There were two distinct branches of the Morrison Clan. One became the hereditary keepers of the Castle of Pabbay and eventually held the castle for the MacLeods, to whom they were hereditary armorers. The other branch, which was the chiefly line, settled in the district of Ness in north Lewis and built the stronghold of Dun Eistein (Hugh’s Castle), which became the war cry of the clan, "Dun Eistein!"

After the dissolution of the Lordship of the Isles in 1493, life in the Hebrides, including Lewis, became much more turbulent and violent. At the end of a series of inter-clan struggles extending back for more than 100 years, the Chief of the Clan Morrison and his six closest male relatives were murdered by the Chief of the MacLeods, who obtained letters of fire and sword against the Morrisons from King James VI. The Clan Morrison was thus broken, and remained so for more than 300 years.

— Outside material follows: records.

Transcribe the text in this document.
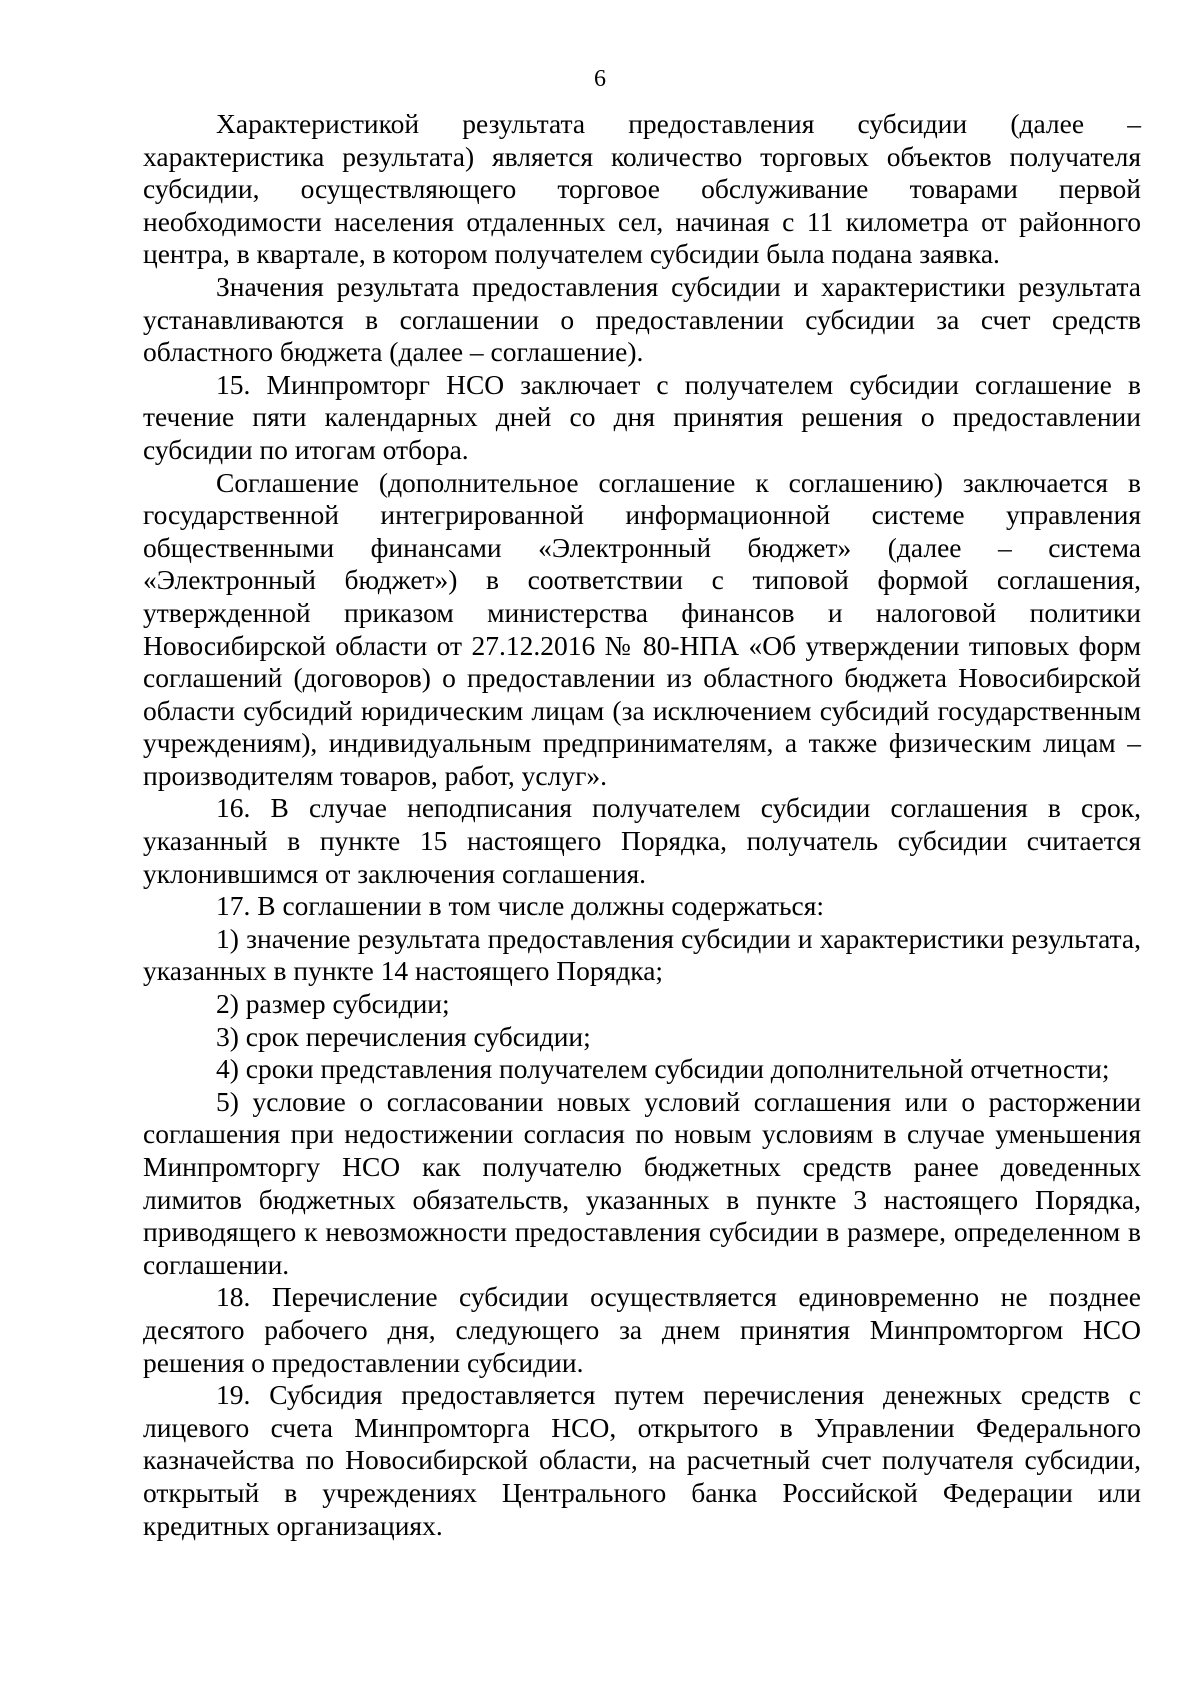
6

Характеристикой результата предоставления субсидии (далее – характеристика результата) является количество торговых объектов получателя субсидии, осуществляющего торговое обслуживание товарами первой необходимости населения отдаленных сел, начиная с 11 километра от районного центра, в квартале, в котором получателем субсидии была подана заявка.

Значения результата предоставления субсидии и характеристики результата устанавливаются в соглашении о предоставлении субсидии за счет средств областного бюджета (далее – соглашение).

15. Минпромторг НСО заключает с получателем субсидии соглашение в течение пяти календарных дней со дня принятия решения о предоставлении субсидии по итогам отбора.

Соглашение (дополнительное соглашение к соглашению) заключается в государственной интегрированной информационной системе управления общественными финансами «Электронный бюджет» (далее – система «Электронный бюджет») в соответствии с типовой формой соглашения, утвержденной приказом министерства финансов и налоговой политики Новосибирской области от 27.12.2016 № 80-НПА «Об утверждении типовых форм соглашений (договоров) о предоставлении из областного бюджета Новосибирской области субсидий юридическим лицам (за исключением субсидий государственным учреждениям), индивидуальным предпринимателям, а также физическим лицам – производителям товаров, работ, услуг».

16. В случае неподписания получателем субсидии соглашения в срок, указанный в пункте 15 настоящего Порядка, получатель субсидии считается уклонившимся от заключения соглашения.

17. В соглашении в том числе должны содержаться:

1) значение результата предоставления субсидии и характеристики результата, указанных в пункте 14 настоящего Порядка;

2) размер субсидии;

3) срок перечисления субсидии;

4) сроки представления получателем субсидии дополнительной отчетности;

5) условие о согласовании новых условий соглашения или о расторжении соглашения при недостижении согласия по новым условиям в случае уменьшения Минпромторгу НСО как получателю бюджетных средств ранее доведенных лимитов бюджетных обязательств, указанных в пункте 3 настоящего Порядка, приводящего к невозможности предоставления субсидии в размере, определенном в соглашении.

18. Перечисление субсидии осуществляется единовременно не позднее десятого рабочего дня, следующего за днем принятия Минпромторгом НСО решения о предоставлении субсидии.

19. Субсидия предоставляется путем перечисления денежных средств с лицевого счета Минпромторга НСО, открытого в Управлении Федерального казначейства по Новосибирской области, на расчетный счет получателя субсидии, открытый в учреждениях Центрального банка Российской Федерации или кредитных организациях.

In 1909, the Clan Morrison Society was founded in Scotland with the express aim of finding the person with the best hereditary claim to the chiefship and reconstituting Clan Morrison under his leadership. In 1965 this goal was finally attained when Dr. John Morrison of Ruchdi was elected chief at a clan gathering held in Scotland. Dr. John Morrison has since been succeeded by his son, Dr. Iain Morrison of Ruchdi, the present chief, who traces his ancestry back through 14 generations to the 16th Century and the Morrisons of Harris, the keepers of Pabbay.